Amy Kao, MD; Helmi L. Lutsep, MD; Aimee L. Pierce, MD; Shaheen E. Lakhan, MD, PhD, MS, MEd


February 09, 2023

Laboratory tests can be performed to rule out other conditions that may cause cognitive impairment. Current recommendations from the American Academy of Neurology (AAN) include measurement of the cobalamin (vitamin B12) level and thyroid function testing.

AAN guidelines also state that structural neuroimaging (ie, CT scan or MRI of the brain) is appropriate to detect lesions which may result in cognitive impairment. Additional investigations are performed at the discretion of the physician and are tailored to the individual patient.
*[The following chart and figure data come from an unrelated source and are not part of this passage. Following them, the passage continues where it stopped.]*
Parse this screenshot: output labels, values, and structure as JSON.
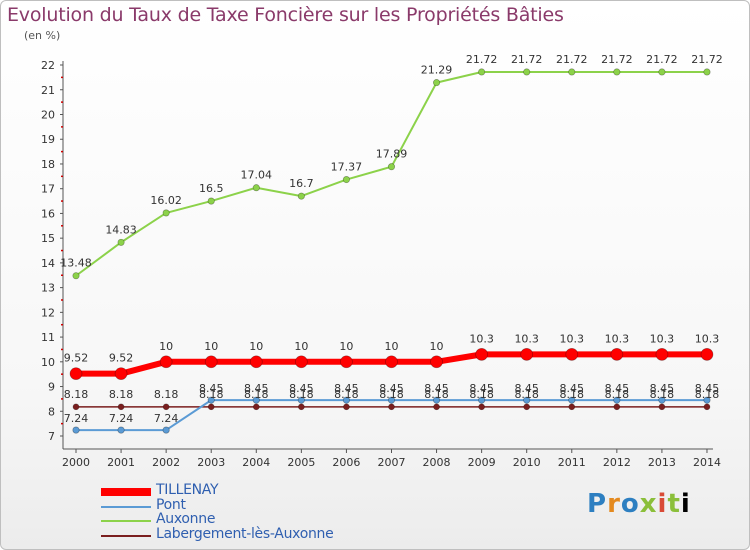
{
  "header": {
    "title": "Evolution du Taux de Taxe Foncière sur les Propriétés Bâties",
    "unit": "(en %)"
  },
  "brand": {
    "logo_text": "Proxiti"
  },
  "chart_data": {
    "type": "line",
    "title": "Evolution du Taux de Taxe Foncière sur les Propriétés Bâties",
    "ylabel": "(en %)",
    "xlabel": "",
    "x": [
      "2000",
      "2001",
      "2002",
      "2003",
      "2004",
      "2005",
      "2006",
      "2007",
      "2008",
      "2009",
      "2010",
      "2011",
      "2012",
      "2013",
      "2014"
    ],
    "ylim": [
      7,
      22
    ],
    "yticks": [
      "7",
      "8",
      "9",
      "10",
      "11",
      "12",
      "13",
      "14",
      "15",
      "16",
      "17",
      "18",
      "19",
      "20",
      "21",
      "22"
    ],
    "grid": false,
    "legend_position": "bottom-left",
    "series": [
      {
        "name": "TILLENAY",
        "color": "#ff0000",
        "values": [
          9.52,
          9.52,
          10,
          10,
          10,
          10,
          10,
          10,
          10,
          10.3,
          10.3,
          10.3,
          10.3,
          10.3,
          10.3
        ],
        "labels": [
          "9.52",
          "9.52",
          "10",
          "10",
          "10",
          "10",
          "10",
          "10",
          "10",
          "10.3",
          "10.3",
          "10.3",
          "10.3",
          "10.3",
          "10.3"
        ]
      },
      {
        "name": "Pont",
        "color": "#5b9bd5",
        "values": [
          7.24,
          7.24,
          7.24,
          8.45,
          8.45,
          8.45,
          8.45,
          8.45,
          8.45,
          8.45,
          8.45,
          8.45,
          8.45,
          8.45,
          8.45
        ],
        "labels": [
          "7.24",
          "7.24",
          "7.24",
          "8.45",
          "8.45",
          "8.45",
          "8.45",
          "8.45",
          "8.45",
          "8.45",
          "8.45",
          "8.45",
          "8.45",
          "8.45",
          "8.45"
        ]
      },
      {
        "name": "Auxonne",
        "color": "#8cd24a",
        "values": [
          13.48,
          14.83,
          16.02,
          16.5,
          17.04,
          16.7,
          17.37,
          17.89,
          21.29,
          21.72,
          21.72,
          21.72,
          21.72,
          21.72,
          21.72
        ],
        "labels": [
          "13.48",
          "14.83",
          "16.02",
          "16.5",
          "17.04",
          "16.7",
          "17.37",
          "17.89",
          "21.29",
          "21.72",
          "21.72",
          "21.72",
          "21.72",
          "21.72",
          "21.72"
        ]
      },
      {
        "name": "Labergement-lès-Auxonne",
        "color": "#7a1e1e",
        "values": [
          8.18,
          8.18,
          8.18,
          8.18,
          8.18,
          8.18,
          8.18,
          8.18,
          8.18,
          8.18,
          8.18,
          8.18,
          8.18,
          8.18,
          8.18
        ],
        "labels": [
          "8.18",
          "8.18",
          "8.18",
          "8.18",
          "8.18",
          "8.18",
          "8.18",
          "8.18",
          "8.18",
          "8.18",
          "8.18",
          "8.18",
          "8.18",
          "8.18",
          "8.18"
        ]
      }
    ]
  }
}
Initial test results that require further workup include:

  • Abnormalities in complete blood cell count and cobalamin (vitamin B12) levels, to rule out hematologic disease

  • Abnormalities in liver enzyme levels, to rule out hepatic disease

  • Abnormalities in thyroid-stimulating hormone levels, to rule out thyroid disease

  • Abnormalities in the rapid plasma reagin test, to rule out syphilis

  • Abnormalities in HIV serology and/or polymerase chain reaction assay, to rule out HIV/AIDS

  • Abnormalities in paraneoplastic antibodies, to rule out autoimmune encephalitis

  • Abnormalities in cerebrospinal fluid proteins tau, P-tau, and 14-3-3, to rule out Creutzfeldt-Jakob disease

CSF measurement of tau and beta-amyloid is rarely part of the diagnostic workup for Alzheimer's disease, except in the research setting; however, this may change in the future with the development of therapies to slow the rate of progression of Alzheimer's disease.

In clinical research studies, atrophy of the hippocampi (structures important in mediating memory processes) on coronal MRI is considered a valid biomarker of Alzheimer's disease neuropathology. Nonetheless, measurement of hippocampal volume is not used in routine clinical care in the diagnosis of Alzheimer's disease.

Brain scanning with SPECT or PET is not recommended or typically used for the routine workup of patients with typical presentations of Alzheimer's disease. These modalities may be useful in atypical cases or when a form of frontotemporal dementia is a more likely diagnosis.